Peeling nails can be caused by trauma or direct damage, such as contact with hot water or other prolonged water exposure. Other reasons are overusing the nails, or picking off varnish or false nails to leave a vulnerable base.
Ageing also plays a part, as a previous study found that dysfunctional blood circulation and the growing effects of UV rays might be making an impact.
There are more serious aspects to take into account though, as health experts have noted that brittle, frail nails might be an indication of anaemia or low thyroid function - it's best to get a professional opinion if you’re concerned.
If it’s nothing serious, you can manage peeling nails at home with these tips:
Eat more iron
If it is anaemia, it means you're lacking iron in your diet.

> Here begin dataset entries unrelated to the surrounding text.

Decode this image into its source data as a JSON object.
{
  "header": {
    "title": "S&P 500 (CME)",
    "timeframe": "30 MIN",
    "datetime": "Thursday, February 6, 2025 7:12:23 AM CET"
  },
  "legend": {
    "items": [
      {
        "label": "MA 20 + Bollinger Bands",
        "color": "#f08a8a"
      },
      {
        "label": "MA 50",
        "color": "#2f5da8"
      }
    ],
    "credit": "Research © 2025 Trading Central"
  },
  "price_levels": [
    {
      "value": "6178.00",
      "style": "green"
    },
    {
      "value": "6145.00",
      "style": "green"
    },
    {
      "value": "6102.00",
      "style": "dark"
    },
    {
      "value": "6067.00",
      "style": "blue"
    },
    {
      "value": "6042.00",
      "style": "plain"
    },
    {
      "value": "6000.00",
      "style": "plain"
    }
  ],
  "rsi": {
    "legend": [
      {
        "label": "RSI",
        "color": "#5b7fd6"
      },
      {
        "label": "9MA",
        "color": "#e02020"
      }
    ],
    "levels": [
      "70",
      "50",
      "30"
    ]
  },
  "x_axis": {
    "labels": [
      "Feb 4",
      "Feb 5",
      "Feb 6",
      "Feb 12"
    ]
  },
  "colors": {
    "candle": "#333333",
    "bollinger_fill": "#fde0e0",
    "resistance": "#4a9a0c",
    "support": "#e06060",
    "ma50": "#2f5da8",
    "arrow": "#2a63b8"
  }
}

There's no harm in upping your intake anyway to be safe and rebuild your nails' strength, so try tucking into more spinach, lean meats, white beans and baked potatoes - skin on!
Soak in olive oil
The nourishing properties of oil will moisturise your nails and leave them feeling smooth, silky and hydrated.
You should wear gloves while cleaning or doing anything that may cause damage to your hands and nails. Washing up and polishing/spraying surfaces are the worst culprits.
Where there's nail colour, there'll eventually be flaking and you'll want to take it off, but the harshness of nail polish remover will be no good for your nails. Keep them clean and make the only thing you apply is a coat of strengthener.